L’unico giocatore che sembra aver trasceso il torneo NCAA quest’anno, Zion Williamson di Duke, è stato messo fuori gioco dall’ex scuola di Magic Johnson nelle Elite Eight. E anche la conversazione su Williamson non è incentrata su una rivalità, ma su ciò che la sua stagione al college significa per la sua futura carriera NBA – e se atleti del suo calibro dovrebbero anche preoccuparsi di giocare a basket al college in primo luogo, e come dovrebbero essere compensati se lo fanno.

Questo è il punto: nel 1979, le conversazioni su Bird e Magic, per tutti i loro sottotesti, ruotavano ancora in gran parte intorno agli avvenimenti sul campo da basket. In questi giorni, queste discussioni si sono spostate oltre il basket e in arene più grandi (metaforiche), e sono spesso più esplicite e più istituzionalmente focalizzate di una volta; ci sono, per esempio, dialoghi da avere sull’avanzamento sociale nel basket universitario, dice Boyd, incluso quello sulla continua scarsità di allenatori neri, direttori atletici e commissari di conferenza. Si potrebbe sostenere che la rivalità Bird-Magic ha contribuito a portare avanti questi argomenti; si potrebbe anche dire che il dibattito che la loro rivalità ha generato è stato il ponte verso le nuove (e altrettanto fastidiose) complessità del discorso moderno. Ma ora sembra un ritorno al passato. Immaginare una narrazione incentrata su due giocatori che hanno significato così tanto, sia all’interno che all’esterno del loro sport? Sembra quasi impossibile.

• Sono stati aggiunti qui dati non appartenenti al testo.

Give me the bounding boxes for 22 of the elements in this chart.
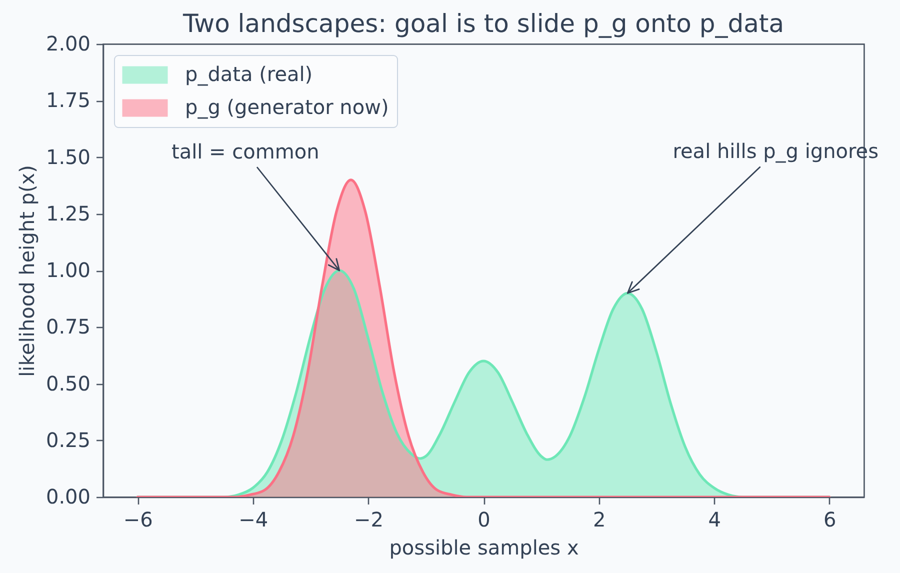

“Non puoi fabbricare questa roba”, mi dice Bob Ryan. “È organico. Quando Larry Bird è arrivato, avevo 10 anni di esperienza nell’NBA. Ed era come se mi fossi iscritto a un corso d’arte e non sapessi chi sarebbe stato l’insegnante. E poi entra l’insegnante. Ed è Michelangelo.”

E chi era allora, gli chiedo, Magic Johnson? “Oh”, dice Ryan, senza esitare. “Da Vinci.”